10.5115/acb.2017.50.3.207
- Author:
Yonghoon KIM
1
;
Jeongtae KIM
;
Meejung AHN
;
Taekyun SHIN
Author Information
1. Department of Veterinary Anatomy, College of Veterinary Medicine, Jeju National University, Jeju, Korea. shint@jejunu.ac.kr, healthy@jejunu.ac.kr
- Publication Type:Original Article
- Keywords:
Spinal cord injuries;
Lithium;
Glycogen synthase kinase-3β;
NF-E2-related factor-2;
Heme oxygenase-1
- MeSH:
Animals;
Blotting, Western;
Glycogen Synthase Kinases;
Glycogen Synthase*;
Glycogen*;
Heme Oxygenase-1*;
Heme*;
Hemorrhage;
Lithium Chloride;
Lithium*;
Phosphorylation;
Rats*;
Spinal Cord Injuries*;
Spinal Cord*
- From:Anatomy & Cell Biology
2017;50(3):207-213
- CountryRepublic of Korea
- Language:English
-
Abstract:
Glycogen synthase kinase (GSK)-3β and related enzymes are associated with various forms of neuroinflammation, including spinal cord injury (SCI). Our aim was to evaluate whether lithium, a non-selective inhibitor of GSK-3β, ameliorated SCI progression, and also to analyze whether lithium affected the expression levels of two representative GSK-3β–associated molecules, nuclear factor erythroid 2-related factor-2 (Nrf-2) and heme oxygenase-1 (HO-1) (a target gene of Nrf-2). Intraperitoneal lithium chloride (80 mg/kg/day for 3 days) significantly improved locomotor function at 8 days post-injury (DPI); this was maintained until 14 DPI (P<0.05). Western blotting showed significantly increased phosphorylation of GSK-3β (Ser9), Nrf-2, and the Nrf-2 target HO-1 in the spinal cords of lithium-treated animals. Fewer neuropathological changes (e.g., hemorrhage, inflammatory cell infiltration, and tissue loss) were observed in the spinal cords of the lithium-treated group compared with the vehicle-treated group.

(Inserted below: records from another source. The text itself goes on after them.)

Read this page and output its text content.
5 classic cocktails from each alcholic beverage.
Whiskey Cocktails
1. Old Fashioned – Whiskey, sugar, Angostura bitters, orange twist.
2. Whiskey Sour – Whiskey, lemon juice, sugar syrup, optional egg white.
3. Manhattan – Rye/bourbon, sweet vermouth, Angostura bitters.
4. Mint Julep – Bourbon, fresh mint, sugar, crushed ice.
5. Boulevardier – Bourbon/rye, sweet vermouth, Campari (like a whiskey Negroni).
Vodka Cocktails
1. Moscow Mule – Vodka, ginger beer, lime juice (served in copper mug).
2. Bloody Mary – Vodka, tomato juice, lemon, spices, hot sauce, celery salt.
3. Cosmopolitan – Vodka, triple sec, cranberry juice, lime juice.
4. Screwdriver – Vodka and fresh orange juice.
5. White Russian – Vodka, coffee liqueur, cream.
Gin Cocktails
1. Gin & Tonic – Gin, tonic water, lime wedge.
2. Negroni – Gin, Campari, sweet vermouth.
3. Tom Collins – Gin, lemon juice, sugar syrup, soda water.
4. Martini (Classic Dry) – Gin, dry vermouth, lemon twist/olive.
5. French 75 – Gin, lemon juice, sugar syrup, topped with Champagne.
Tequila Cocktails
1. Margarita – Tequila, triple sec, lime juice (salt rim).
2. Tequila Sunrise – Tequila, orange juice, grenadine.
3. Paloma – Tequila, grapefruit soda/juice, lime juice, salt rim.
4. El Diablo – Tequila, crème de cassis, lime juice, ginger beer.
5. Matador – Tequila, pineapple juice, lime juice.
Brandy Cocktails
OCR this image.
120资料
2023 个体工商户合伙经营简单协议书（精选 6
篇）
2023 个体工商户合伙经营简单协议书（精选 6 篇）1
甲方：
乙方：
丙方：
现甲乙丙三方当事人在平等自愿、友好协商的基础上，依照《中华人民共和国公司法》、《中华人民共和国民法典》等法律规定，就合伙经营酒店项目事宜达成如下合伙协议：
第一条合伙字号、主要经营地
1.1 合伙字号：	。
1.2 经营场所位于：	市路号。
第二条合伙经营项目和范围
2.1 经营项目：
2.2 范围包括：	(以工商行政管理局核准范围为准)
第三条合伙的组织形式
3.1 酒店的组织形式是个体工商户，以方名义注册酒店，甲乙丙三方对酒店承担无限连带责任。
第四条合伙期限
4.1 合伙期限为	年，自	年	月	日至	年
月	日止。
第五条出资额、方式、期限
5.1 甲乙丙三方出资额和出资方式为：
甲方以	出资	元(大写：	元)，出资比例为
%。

Microglial activation (evaluated by measuring the immunoreactivity of ionized calcium-binding protein-1) was also significantly reduced in the lithium-treated group. These findings suggest that GSK-3β becomes activated after SCI, and that a non-specific enzyme inhibitor, lithium, ameliorates rat SCI by increasing phosphorylation of GSK-3β and the associated molecules Nrf-2 and HO-1.